RMR Braun explained the index of customer satisfaction for the year ahead might be affected by natural disasters such as flooding – including the consequent poor network coverage – and the way providers reacted to those unpredictable situations. He added admissions by telcos of compromised services and inability to deliver were signs of improved transparency.

“Already in 2011 we have seen service providers proactively admitting service difficulties due to events such as flooding and poor coverage,” he said. “Could this improved transparency and continued focus on satisfaction further improve performance in the first half of 2011?”

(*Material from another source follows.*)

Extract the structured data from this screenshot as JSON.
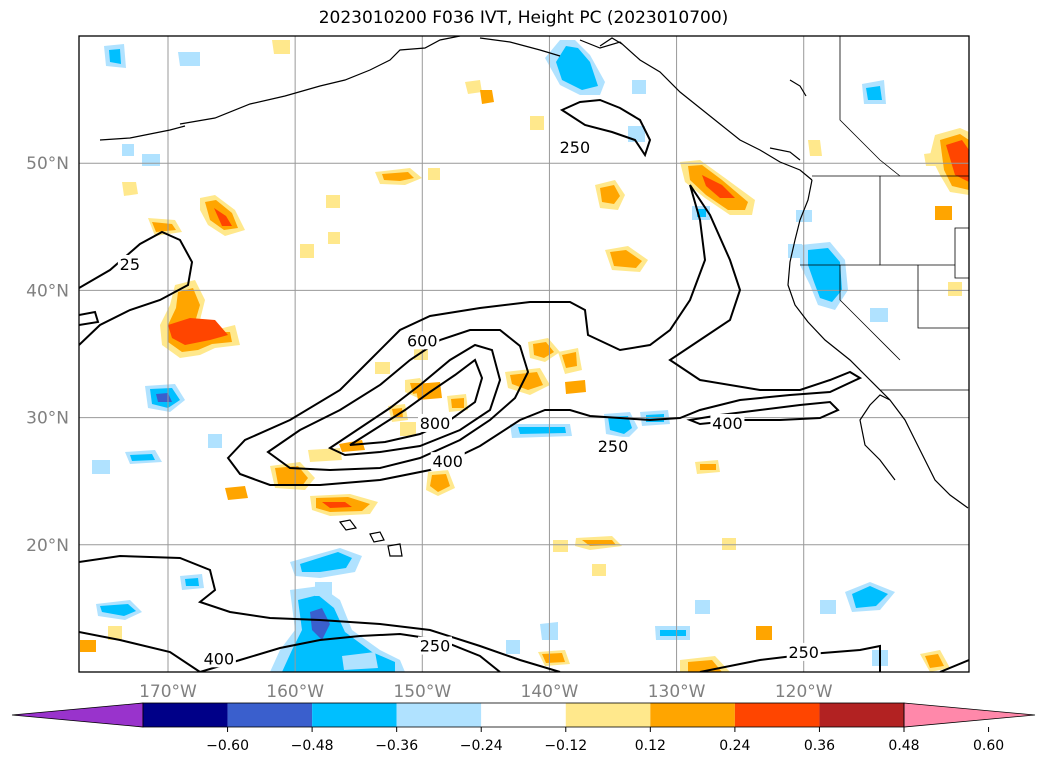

Image credit: Michaela Kobyakov, royalty free

11 COMMENTS

  1. Virgin Mobile’s service is terrible. Their call center has been moved out of Australia so if you have any issues at all, you must make a painful and laboriously long phone call to a foreign call center, Their Internet service on their mobile network is shoddy at best, with handsets often requiring reboots for email to download….. and their plans take advantage of the young market they target with ridiculous call charges.

    One last main and scary point – CHECK OUT HOW MUCH VIRGIN CHARGES FOR INTERNET – once you go over their base amount of included data, they charge 20c per KB! Work out how much this is – $20 per megabyte. WOW – 10 megabyte will cost you $200. If you go 100 megabyte over – thats $2000! Criminal really. How can they include 300 megabyte for $10, then the next 300 megabyte costs you $6000?

  2. I would have to dissagree completely with this article. I was with Vodafone for 6 months, and it took half of that to get released from the contract. Their service is terrible. They say they’ll call you back and the don’t. I sent my phone in (to return it) in January, and they only just received it… They wanted to charge me $1000 for not returning it!!

    I’ve since jumped ship to Telstra, and won’t be looking back. There is no comparison. I call Telstra, and within a minute I’m talking to someone. That’s service. That’s worth the extra money.

  3. I’d question the wording of that survey. There is a significant difference between very satisfied and ‘fairly’ satisfied. To me, the latter is quite negative.

    I’ve been with Virgin for 6 months and while their customer service is fine, their internet service is extremely inadeqate. If there was a better option (I can’t bring myself to sign a contract with Telstra) I’d take it.

  4. I went to sign up with Vodaphone and the shop assistant told me as I had discontinued my phoneline to
    lie, I was also told to fake a work reference, as I am retired this is fraud, probably caused by adaptations to an improperly designed website application form. Just goes to show you though, I woinder what AMaysim are like they said I could combine my data dongle and my phone.
    Am I happy with Virgin (my current isp/carrier) my dongle prevents any USB storage from being connected whiulst on line, if I uninstall it does wierd things, and trying to email service is worse than turning led into gold, but it seems to work mostly, thats one thing I guess.